If the newer data files do work for older G4 versions then I'd just make a fixed install in some site global data tree, not necessarily in the EB install tree.

kelseymh commented 4 years ago

One obvious question about the data set. Does the newest data set work for older Geant4 versions?

Sometimes they do, sometimes not. Each of the dozen or so datasets is indenpendent, and is used by different physics processes. Often, the change from one dataset version to another is simply adding new isotopes, or updating existing quantities, in which case the new version would work with older G4s. Other times (as happened recently with RadioactiveDecay) the dataset gets some entirely new content added, and older G4's will report an error because they don't recognize the new data (e.g., a code for a newly implemented decay channel).

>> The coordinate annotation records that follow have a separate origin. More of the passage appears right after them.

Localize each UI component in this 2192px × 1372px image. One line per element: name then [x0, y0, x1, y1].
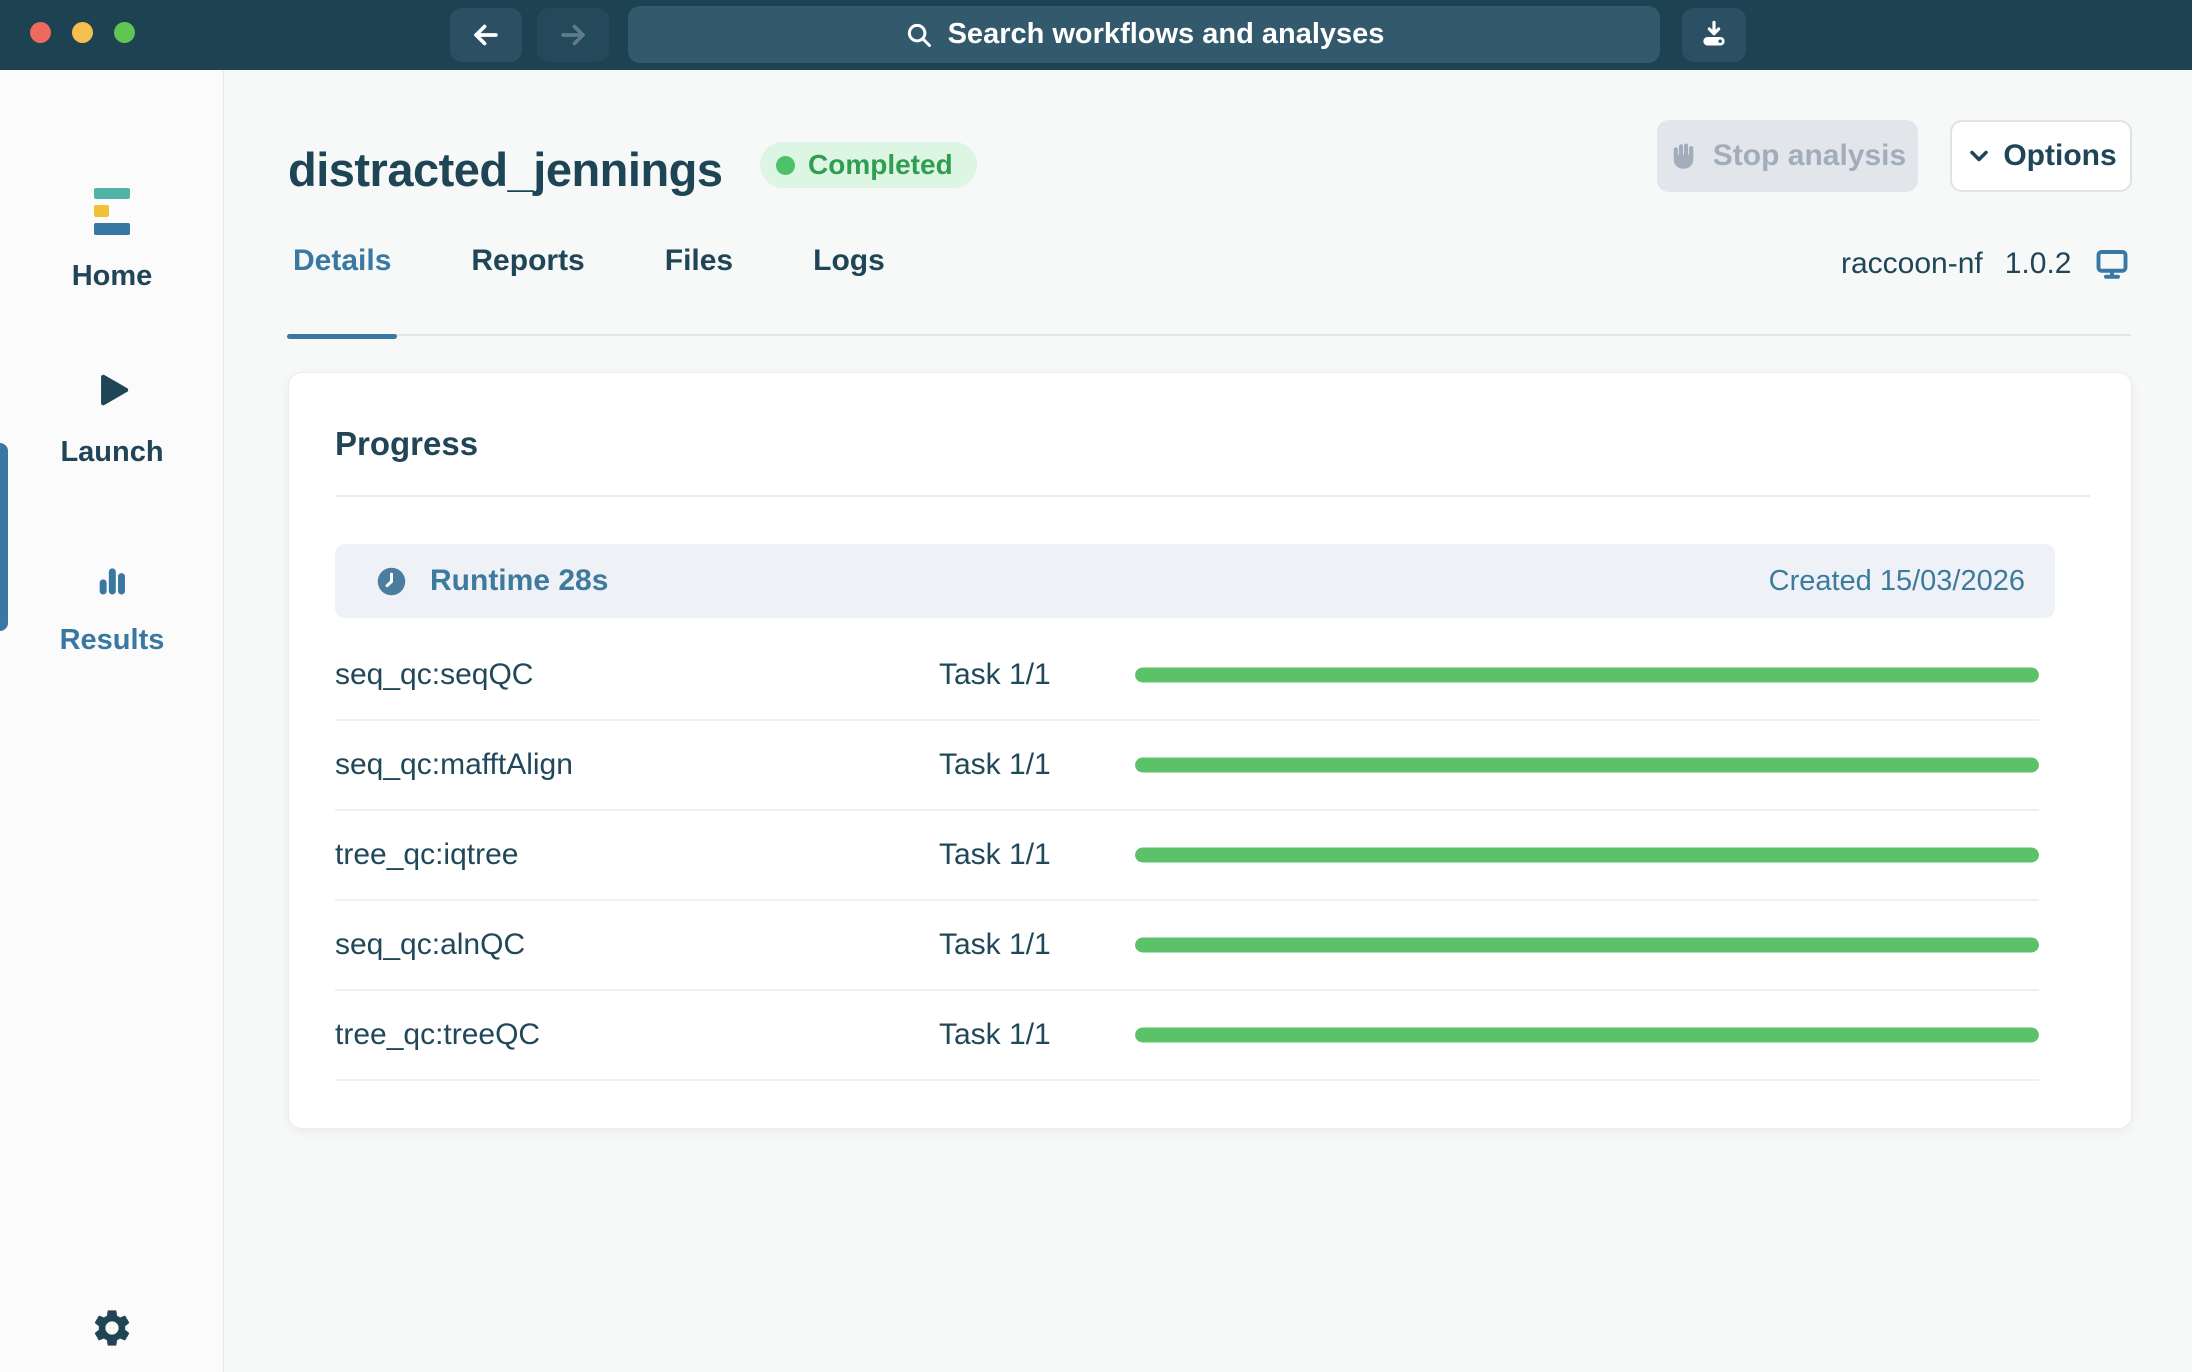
status-dot-icon	[776, 156, 795, 175]
task-name: seq_qc:mafftAlign	[335, 748, 573, 782]
main-content: distracted_jennings Completed Stop analy…	[224, 70, 2192, 1372]
download-button[interactable]	[1682, 8, 1746, 62]
sidebar-item-label: Launch	[0, 436, 224, 469]
task-row: seq_qc:mafftAlign Task 1/1	[335, 721, 2039, 811]
task-progress-fill	[1135, 668, 2039, 683]
search-placeholder: Search workflows and analyses	[948, 18, 1385, 51]
clock-icon	[375, 565, 408, 598]
tab-bar: Details Reports Files Logs	[293, 244, 885, 336]
window-controls	[30, 22, 135, 43]
titlebar: Search workflows and analyses	[0, 0, 2192, 70]
task-progress-bar	[1135, 668, 2039, 683]
task-list: seq_qc:seqQC Task 1/1 seq_qc:mafftAlign …	[335, 631, 2039, 1081]
task-row: tree_qc:iqtree Task 1/1	[335, 811, 2039, 901]
options-button[interactable]: Options	[1950, 120, 2132, 192]
task-row: tree_qc:treeQC Task 1/1	[335, 991, 2039, 1081]
tabs-divider	[288, 334, 2131, 336]
status-badge: Completed	[760, 142, 977, 188]
created-label: Created 15/03/2026	[1769, 565, 2025, 598]
task-name: tree_qc:iqtree	[335, 838, 518, 872]
monitor-icon[interactable]	[2093, 246, 2131, 282]
sidebar: Home Launch Results Settings	[0, 70, 224, 1372]
card-divider	[335, 495, 2090, 497]
task-progress-fill	[1135, 758, 2039, 773]
sidebar-item-launch[interactable]: Launch	[0, 368, 224, 469]
close-button[interactable]	[30, 22, 51, 43]
task-progress-bar	[1135, 938, 2039, 953]
task-progress-fill	[1135, 848, 2039, 863]
task-progress-bar	[1135, 1028, 2039, 1043]
gear-icon	[0, 1306, 224, 1350]
page-title: distracted_jennings	[288, 142, 723, 197]
task-name: tree_qc:treeQC	[335, 1018, 540, 1052]
sidebar-item-results[interactable]: Results	[0, 562, 224, 657]
runtime-banner: Runtime 28s Created 15/03/2026	[335, 544, 2055, 618]
download-icon	[1698, 19, 1730, 51]
sidebar-item-label: Results	[0, 624, 224, 657]
task-count: Task 1/1	[939, 928, 1051, 962]
task-name: seq_qc:seqQC	[335, 658, 533, 692]
task-count: Task 1/1	[939, 838, 1051, 872]
workflow-name: raccoon-nf	[1841, 247, 1983, 281]
hand-stop-icon	[1669, 141, 1699, 171]
arrow-left-icon	[469, 18, 503, 52]
play-icon	[0, 368, 224, 412]
chevron-down-icon	[1965, 142, 1993, 170]
maximize-button[interactable]	[114, 22, 135, 43]
stop-analysis-button[interactable]: Stop analysis	[1657, 120, 1918, 192]
task-name: seq_qc:alnQC	[335, 928, 525, 962]
options-label: Options	[2003, 139, 2116, 173]
task-progress-fill	[1135, 1028, 2039, 1043]
progress-card-title: Progress	[335, 425, 478, 463]
epi2me-logo-icon	[0, 188, 224, 236]
search-input[interactable]: Search workflows and analyses	[628, 6, 1660, 63]
search-icon	[904, 20, 934, 50]
sidebar-item-home[interactable]: Home	[0, 188, 224, 293]
minimize-button[interactable]	[72, 22, 93, 43]
tab-details[interactable]: Details	[293, 244, 391, 336]
task-count: Task 1/1	[939, 658, 1051, 692]
task-progress-bar	[1135, 848, 2039, 863]
stop-analysis-label: Stop analysis	[1713, 139, 1906, 173]
arrow-right-icon	[556, 18, 590, 52]
forward-button[interactable]	[537, 8, 609, 62]
sidebar-item-label: Home	[0, 260, 224, 293]
progress-card: Progress Runtime 28s Created 15/03/2026 …	[288, 372, 2132, 1129]
task-row: seq_qc:seqQC Task 1/1	[335, 631, 2039, 721]
workflow-info: raccoon-nf 1.0.2	[1841, 242, 2131, 286]
runtime-label: Runtime 28s	[430, 564, 608, 598]
sidebar-item-settings[interactable]: Settings	[0, 1306, 224, 1372]
task-count: Task 1/1	[939, 748, 1051, 782]
tab-logs[interactable]: Logs	[813, 244, 885, 336]
task-progress-fill	[1135, 938, 2039, 953]
tab-reports[interactable]: Reports	[471, 244, 584, 336]
task-row: seq_qc:alnQC Task 1/1	[335, 901, 2039, 991]
task-progress-bar	[1135, 758, 2039, 773]
tab-files[interactable]: Files	[665, 244, 733, 336]
status-label: Completed	[808, 149, 953, 181]
task-count: Task 1/1	[939, 1018, 1051, 1052]
workflow-version: 1.0.2	[2005, 247, 2072, 281]
back-button[interactable]	[450, 8, 522, 62]
bar-chart-icon	[0, 562, 224, 600]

Having said that, each G4 version is already shipped with the specific list of dataset versions it needs. That list of versions is what gets coded into the setup scripts. So you can have a single common directory for all of the files, which evolves over time. Each G4 version will find the specific dataset versions it needs, and ignore all the others.

akesandgren commented 4 years ago

Ok, so the installation creates per-version dirs in the datadir already? (Haven't got an installation to look at right now) That works for me. Need to look at what the installation really looks like someday...

kelseymh commented 4 years ago

Ok, so the installation creates per-version dirs in the datadir already?

No. The data directory is monolithic. Each dataset carries its own independent version, and the geant4.sh and related setup scripts set the envvars pointing to the twelve specific dataset+version directories needed for that release. Here's what my /Applications/GEANT4/data/ directory looks like on my MacBook:

{michaels-mbp:746} ls /Applications/GEANT4/data/
G4ABLA3.0/          G4SAIDDATA1.1/
G4ABLA3.1/          G4SAIDDATA2.0/
G4EMLOW6.32/            G4TENDL1.3.2/
G4EMLOW6.35/            LENDDATA/
G4EMLOW6.41/            PhotonEvaporation2.3/
G4EMLOW6.48/            PhotonEvaporation3.0/
G4EMLOW6.50/            PhotonEvaporation3.1/
G4EMLOW7.3/         PhotonEvaporation3.2/
G4EMLOW7.4/         PhotonEvaporation4.3.2/

and so on. Here's an example I created yesterday for just Geant4 10.5 and 10.6:

[kelsey@terra2 software]$ ls ~/CDMS/Geant4_DB/
G4ABLA3.1        G4PARTICLEXS1.1       PhotonEvaporation5.3-CDMS
G4data.sh        G4PARTICLEXS2.1       PhotonEvaporation5.5
G4EMLOW7.7       G4PII1.3              PhotonEvaporation5.5-CDMS
G4EMLOW7.9.1     G4SAIDDATA2.0         RadioactiveDecay5.3
G4ENSDFSTATE2.2  G4TENDL1.3.2          RadioactiveDecay5.3-CDMS
G4INCL1.0        get_datasets.sh       RadioactiveDecay5.4
G4NDL4.5         LENDDATA              RadioactiveDecay5.4-CDMS
G4NDL4.6         PhotonEvaporation5.3  RealSurface2.1.1

(the two shell scripts you see are mine, not Geant4's, and the names ending "-CDMS" are for my experiment, not part of the G4 distribution).

The idea is that you use the same directory, for every G4 build you do, regardless of toolchain or G4 version, and it populates incrementally when new releases come out.

akesandgren commented 4 years ago

Ok, so it will duplicate stuff that is already in G4EMLOW6.48/ when creating G4EMLOW6.50/? Just trying to make sure I understand what it is doing.

kelseymh commented 4 years ago

Yes, it will. It has to. Each of those directories starts its life as a simple tarball, which is unpacked verbatim. The tarball can't know what you already have installed. You can see how they suggest manual downloading at the Geant4 main site: http://geant4.web.cern.ch/support/download . The CMake build takes care of those downloads for you, but the files involved are identical.

kelseymh commented 4 years ago

Most of the individual dataset directories involved are tens of megabytes. The recent G4EMLOW* are around 350-ish MB, and RealSurface2.1.1 is 800 MB (!). That latter hasn't changed in a long time (1.0 came out some time before 2014, and 2.1.1 in 2018). G4TENDL1.3.2 is over 500 MB, but it's unchanged since 2017.

akesandgren commented 1 year ago

The latest Geant4/11.1.2 uses a separate Geant4-data package, which can be installed somewhere suitable for large data sets. That version should hopefully take care of any problems related to the data sets.